At first Locke didn’t believe it could be true. He didn’t recognize Holmes’ name from any of Ozzy’s liner notes, so he went to the library to do some research. He learned Holmes had toured with Osbourne after he released the album, “Ozzmosis” in 1997. A couple of years later, Black Sabbath started doing reunion shows and Holmes left to do his own thing.

He had also played guitar for David Lee Roth prior to joining Osbourne’s band and was a student of another guitar legend, Randy Rhoads, who also worked with Osbourne. Playing in Osbourne’s band connected him with Trujillo and Bordin and many others. The guitarist had a band, but things didn’t work out with the first singer, so he recruited Locke.

Locke said that the wide-ranging influences he heard in Holmes’ music surprised him.

“He played me a bunch of songs, and some of it was heavy, some of it was light and ethereal, and I was seeing a really cool mix of sort of thrash and detuned metal, but also stuff that kind of sounded like Radiohead,” he remembered of those first conversations. “I was like, ‘I’m in!’”

In 2015, Holmes released the self-titled Farmikos record with songs written by himself, Locke and lyricist Brent Hoffort, who also wrote the lyrics for “Cross Eyed Stare.” The first record also featured contributions from Trujillo and Brooks Wackerman of Bad Religion and Avenged Sevenfold.

The album was recently put on steaming services for the first time in 10 years as the newly formed Joe Holmes Band recorded new songs at the Mouse House in Altadena, Calif., with Rich Mouser. Since the band members are miles apart, Trujillo and Bordin recorded their parts in a separate studio used by Faith No More.

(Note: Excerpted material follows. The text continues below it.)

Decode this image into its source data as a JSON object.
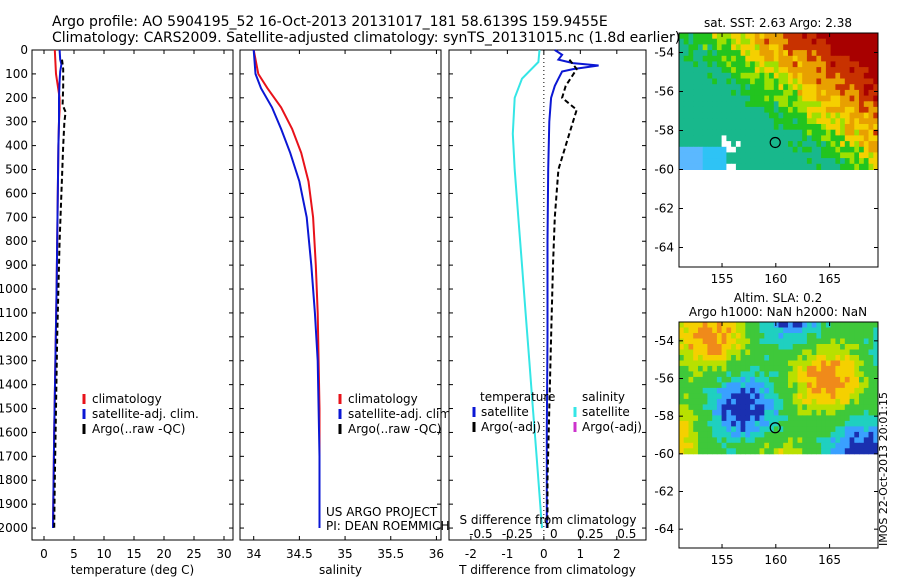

Once again, Locke is learning from the best. He’s working with the lyricist to deliver his vocals just right while emailing with band members to make sure they are all on the same page as they get ready to release more music.

 “They got endless days of confidence, which gives me more confidence than I already have. That might be a bad thing, but I’m down for the challenge,” Locke said with a laugh. “I know it’s gonna be hard, but it’s the fun part about it. I’d rather come out tough as [nails] on the other side and be a better musician and a better singer than not.”